The state Legislature has passed a measure to ban anyone 16 years old and younger from tanning salons. 17-year-olds would be good to go with a parent’s permission.

Sponsoring Rep. Frank Farry (R-Bucks) calls it the “prom carve-out,” and he said it was necessary to get political support for the bill.

“You know, a complete ban for under 18, based on talking to previous sponsors and advocates for it, the votes weren’t going to be there for it,” said Farry.

The resulting proposal is expected to get the governor’s signature without keeping high school seniors from bronzing their shoulders before prom. Additionally, it will require adults using tanning parlors to sign a consent form warning them of the dangers of tanning beds.  

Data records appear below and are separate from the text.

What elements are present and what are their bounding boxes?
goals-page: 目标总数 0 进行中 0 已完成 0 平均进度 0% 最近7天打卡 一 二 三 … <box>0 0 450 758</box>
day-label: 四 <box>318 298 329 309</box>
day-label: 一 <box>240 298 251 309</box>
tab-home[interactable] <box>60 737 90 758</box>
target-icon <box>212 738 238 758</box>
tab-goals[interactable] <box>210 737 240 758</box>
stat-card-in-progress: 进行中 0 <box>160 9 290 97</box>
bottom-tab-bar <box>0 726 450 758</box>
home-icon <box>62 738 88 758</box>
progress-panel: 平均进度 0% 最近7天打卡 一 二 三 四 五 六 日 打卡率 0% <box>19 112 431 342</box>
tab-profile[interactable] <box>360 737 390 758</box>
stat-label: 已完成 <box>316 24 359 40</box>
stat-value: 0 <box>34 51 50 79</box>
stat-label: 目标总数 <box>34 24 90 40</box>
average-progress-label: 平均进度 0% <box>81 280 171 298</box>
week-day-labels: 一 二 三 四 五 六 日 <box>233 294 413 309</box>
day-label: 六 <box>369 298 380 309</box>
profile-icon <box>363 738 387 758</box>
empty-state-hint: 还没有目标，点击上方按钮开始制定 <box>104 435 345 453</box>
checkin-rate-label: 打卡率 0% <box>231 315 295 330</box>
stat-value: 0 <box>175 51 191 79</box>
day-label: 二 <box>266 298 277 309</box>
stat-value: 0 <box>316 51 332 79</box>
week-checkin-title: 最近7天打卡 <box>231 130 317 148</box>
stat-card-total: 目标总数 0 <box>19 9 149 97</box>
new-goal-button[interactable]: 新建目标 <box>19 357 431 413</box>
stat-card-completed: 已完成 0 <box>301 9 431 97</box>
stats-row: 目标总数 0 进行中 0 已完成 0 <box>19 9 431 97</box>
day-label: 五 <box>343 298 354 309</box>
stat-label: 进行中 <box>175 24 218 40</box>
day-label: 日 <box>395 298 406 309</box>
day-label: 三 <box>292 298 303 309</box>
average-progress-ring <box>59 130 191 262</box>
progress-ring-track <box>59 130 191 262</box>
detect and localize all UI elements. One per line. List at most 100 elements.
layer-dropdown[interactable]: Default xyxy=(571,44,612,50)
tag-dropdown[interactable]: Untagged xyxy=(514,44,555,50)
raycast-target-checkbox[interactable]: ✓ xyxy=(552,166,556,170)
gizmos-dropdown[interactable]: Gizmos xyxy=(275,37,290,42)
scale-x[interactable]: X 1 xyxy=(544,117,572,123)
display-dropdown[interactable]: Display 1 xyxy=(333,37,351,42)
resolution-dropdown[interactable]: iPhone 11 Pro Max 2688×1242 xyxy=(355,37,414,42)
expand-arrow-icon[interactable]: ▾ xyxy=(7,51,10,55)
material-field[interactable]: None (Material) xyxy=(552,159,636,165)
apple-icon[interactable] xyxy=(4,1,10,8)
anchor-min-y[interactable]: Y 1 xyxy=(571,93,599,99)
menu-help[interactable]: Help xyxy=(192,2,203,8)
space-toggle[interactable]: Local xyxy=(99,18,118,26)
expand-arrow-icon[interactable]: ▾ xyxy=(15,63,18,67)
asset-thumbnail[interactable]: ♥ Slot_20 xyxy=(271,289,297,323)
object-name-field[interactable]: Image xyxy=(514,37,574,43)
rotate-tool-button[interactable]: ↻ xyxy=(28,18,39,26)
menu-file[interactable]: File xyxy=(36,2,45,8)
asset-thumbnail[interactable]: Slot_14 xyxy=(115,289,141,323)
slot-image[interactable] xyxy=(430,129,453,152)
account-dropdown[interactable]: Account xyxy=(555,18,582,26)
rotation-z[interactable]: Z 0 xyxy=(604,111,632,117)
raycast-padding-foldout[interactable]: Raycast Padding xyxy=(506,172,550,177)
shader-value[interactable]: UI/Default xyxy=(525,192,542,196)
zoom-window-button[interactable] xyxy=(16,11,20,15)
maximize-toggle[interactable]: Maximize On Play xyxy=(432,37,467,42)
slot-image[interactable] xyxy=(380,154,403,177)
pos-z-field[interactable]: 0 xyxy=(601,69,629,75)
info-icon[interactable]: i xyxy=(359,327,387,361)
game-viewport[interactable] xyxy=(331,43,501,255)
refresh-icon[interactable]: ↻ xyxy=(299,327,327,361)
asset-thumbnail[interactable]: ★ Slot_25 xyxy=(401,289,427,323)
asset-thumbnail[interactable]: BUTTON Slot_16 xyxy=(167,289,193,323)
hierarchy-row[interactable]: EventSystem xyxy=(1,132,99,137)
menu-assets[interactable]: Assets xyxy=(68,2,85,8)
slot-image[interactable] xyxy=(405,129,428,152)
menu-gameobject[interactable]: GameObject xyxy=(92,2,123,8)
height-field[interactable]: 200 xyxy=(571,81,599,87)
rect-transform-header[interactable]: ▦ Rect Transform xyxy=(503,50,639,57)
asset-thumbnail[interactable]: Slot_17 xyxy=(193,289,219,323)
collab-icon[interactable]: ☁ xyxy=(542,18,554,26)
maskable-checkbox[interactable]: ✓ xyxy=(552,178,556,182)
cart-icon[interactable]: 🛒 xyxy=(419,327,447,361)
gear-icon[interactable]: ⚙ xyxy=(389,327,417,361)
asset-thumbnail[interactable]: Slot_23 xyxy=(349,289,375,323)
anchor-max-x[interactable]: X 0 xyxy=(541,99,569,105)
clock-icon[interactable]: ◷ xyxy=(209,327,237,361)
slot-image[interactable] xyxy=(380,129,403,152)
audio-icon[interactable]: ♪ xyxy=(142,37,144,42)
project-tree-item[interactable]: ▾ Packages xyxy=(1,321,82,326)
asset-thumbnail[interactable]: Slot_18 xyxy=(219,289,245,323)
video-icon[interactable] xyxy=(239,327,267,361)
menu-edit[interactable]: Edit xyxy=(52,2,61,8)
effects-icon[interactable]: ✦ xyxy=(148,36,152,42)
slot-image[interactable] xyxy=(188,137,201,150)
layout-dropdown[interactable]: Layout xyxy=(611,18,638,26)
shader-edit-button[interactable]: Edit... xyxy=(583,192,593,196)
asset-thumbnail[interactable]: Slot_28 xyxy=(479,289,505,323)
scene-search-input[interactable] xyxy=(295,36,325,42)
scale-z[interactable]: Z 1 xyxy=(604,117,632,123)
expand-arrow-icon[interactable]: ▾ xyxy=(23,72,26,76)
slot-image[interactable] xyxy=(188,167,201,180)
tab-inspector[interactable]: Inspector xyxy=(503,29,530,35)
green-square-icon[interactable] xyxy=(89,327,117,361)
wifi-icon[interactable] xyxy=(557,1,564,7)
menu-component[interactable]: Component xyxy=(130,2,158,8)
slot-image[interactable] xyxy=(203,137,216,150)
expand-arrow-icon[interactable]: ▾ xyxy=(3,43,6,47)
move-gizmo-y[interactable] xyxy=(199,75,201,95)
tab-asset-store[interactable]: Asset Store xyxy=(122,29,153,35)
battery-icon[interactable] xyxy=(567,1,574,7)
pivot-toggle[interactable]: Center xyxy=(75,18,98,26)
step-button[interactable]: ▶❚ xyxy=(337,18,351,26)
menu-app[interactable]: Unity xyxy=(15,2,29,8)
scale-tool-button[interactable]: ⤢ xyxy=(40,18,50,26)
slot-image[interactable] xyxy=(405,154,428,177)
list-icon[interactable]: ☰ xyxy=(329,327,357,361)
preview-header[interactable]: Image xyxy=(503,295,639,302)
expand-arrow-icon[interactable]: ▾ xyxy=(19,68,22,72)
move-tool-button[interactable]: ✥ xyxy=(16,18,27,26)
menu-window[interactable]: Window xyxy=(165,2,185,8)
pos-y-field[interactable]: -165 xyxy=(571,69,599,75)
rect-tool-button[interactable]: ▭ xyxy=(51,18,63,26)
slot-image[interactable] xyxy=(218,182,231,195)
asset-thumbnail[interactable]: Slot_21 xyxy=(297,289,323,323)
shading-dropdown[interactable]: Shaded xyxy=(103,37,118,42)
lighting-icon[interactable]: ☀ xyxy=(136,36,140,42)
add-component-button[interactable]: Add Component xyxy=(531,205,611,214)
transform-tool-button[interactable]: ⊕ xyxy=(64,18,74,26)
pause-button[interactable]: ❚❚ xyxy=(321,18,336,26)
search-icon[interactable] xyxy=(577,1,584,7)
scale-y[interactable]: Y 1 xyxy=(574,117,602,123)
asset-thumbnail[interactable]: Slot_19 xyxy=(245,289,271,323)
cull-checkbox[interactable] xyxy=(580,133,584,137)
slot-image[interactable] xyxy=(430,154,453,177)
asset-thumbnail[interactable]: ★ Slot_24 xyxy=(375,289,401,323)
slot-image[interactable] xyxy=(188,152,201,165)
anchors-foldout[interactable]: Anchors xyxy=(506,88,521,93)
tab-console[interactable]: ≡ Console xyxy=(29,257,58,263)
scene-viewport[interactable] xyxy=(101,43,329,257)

The Food and Drug Administration has said tanning rays are carcinogenic, and Pennsylvania dermatologists say tanning parlor rays are more harmful than natural sunlight.

Other changes, which include requiring tanning salons to pay fees based on their number of beds, would take effect two months after the bill is signed into law. Inspections of tanning salons wouldn’t start until two years after the bill’s signature.

“We are one of few states that does not regulate this,” Farry said. “And I think east of the Mississippi, we are one of the last ones to get aboard the train.”

Alabama and West Virginia were the only other holdouts. In the past two years, lawmakers in each state passed restrictions on tanning salons, with their own special prom carve-outs. Alabama’s tanning bed ban is for anyone younger than 15 years old, while 15- to 17 year-olds need parental consent or accompaniment.  West Virginia passed a tanning ban for anyone younger than 14, while 14- to 18-year-olds need parental permission.